The Health and Fitness Industry seems to become a more and more crowded place every year. With increased competition in the market knowing your key point of difference becomes even more vital. At its essence your point of difference defines not only what your offering is, but who you offer it to and how you present it. So what is your point of difference? What makes you unique? Why would one client choose your facility over another?
While the easiest to define, it is by far the hardest to achieve in an absolute sense. Locating yourself in a position where there is no or limited competition can have tremendous benefits as long as there is a client base to support it. If you’re the only facility within a three hour drive, simple proximity can be enough of a point of difference to give you a sizeable advantage.

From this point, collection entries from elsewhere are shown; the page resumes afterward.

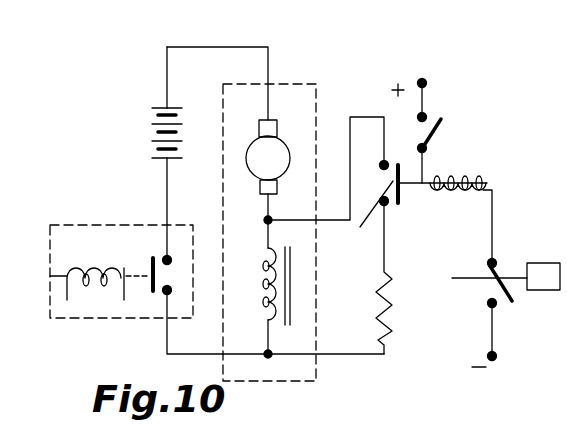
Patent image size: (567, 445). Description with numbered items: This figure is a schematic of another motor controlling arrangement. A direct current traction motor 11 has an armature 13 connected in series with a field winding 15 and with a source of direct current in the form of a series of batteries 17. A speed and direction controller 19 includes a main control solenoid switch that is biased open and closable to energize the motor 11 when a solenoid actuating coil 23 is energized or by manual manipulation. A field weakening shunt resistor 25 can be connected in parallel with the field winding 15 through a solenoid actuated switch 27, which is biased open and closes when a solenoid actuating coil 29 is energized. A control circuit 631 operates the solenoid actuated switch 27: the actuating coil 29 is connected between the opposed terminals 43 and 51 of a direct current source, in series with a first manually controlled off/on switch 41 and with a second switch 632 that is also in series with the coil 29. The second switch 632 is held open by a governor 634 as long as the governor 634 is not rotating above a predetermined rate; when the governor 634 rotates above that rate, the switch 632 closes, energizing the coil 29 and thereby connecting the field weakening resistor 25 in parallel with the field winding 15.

The direct current traction motor 11 is at (309, 68).
The armature 13 is at (255, 171).
The field winding 15 is at (265, 294).
The batteries 17 is at (158, 134).
The speed and direction controller 19 is at (85, 320).
The solenoid actuating coil 23 is at (95, 268).
The field weakening shunt resistor 25 is at (378, 291).
The solenoid actuated switch 27 is at (367, 211).
The solenoid actuating coil 29 is at (457, 192).
The first manually controlled off/on switch 41 is at (437, 131).
The terminal 43 is at (427, 83).
The terminal 51 is at (488, 356).
The control circuit 631 is at (484, 292).
The second switch 632 is at (452, 278).
The governor 634 is at (540, 262).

The rise of 24/7 Gym chains has proven a demand for low cost facilities and that a focus on price can be a viable strategy. While simple to measure, as competition increases in this area, low-cost gyms will need to highlight another point of difference, or risk entering into a potentially damaging price war with other low-cost operators.
Exclusivity involves creating scarcity. Either through price or membership limits, you restrict the number of people that can use the facility. This is commonly used for up-market offerings.
Difficult to attain, but of great value, is the creation a community and of a community spirit within your facility. While there are many strategies to accomplish this, the successful result means the members aren’t just attending for health benefits, but for social ones as well. The are engaged and feel part of the whole, rather than simply a consumer.
Also known as an inch wide and a mile deep, being a specialist means developing an expertise. While you will limit your overall market appeal, you will have a specific target demographic. This gives you the opportunity to tailor your approach to meet the needs of that particular group.
Being ‘customer-focussed’ is a claim that many businesses would make, but few will actually deliver on. Not to say that most businesses have poor customer service, although this can be the case, but that every business provides some level of customer service. To qualify as a point of difference, it has to go beyond the ordinary. Not simply solving issues as they arise, but preempting them and being actively involved with your clients. Done correctly, it can creates an incredibly loyal customer base. There are certainly other ways to differentiate your business, but, hopefully, this gives you a moment to reflect on what your focus is and how you’re utilising it.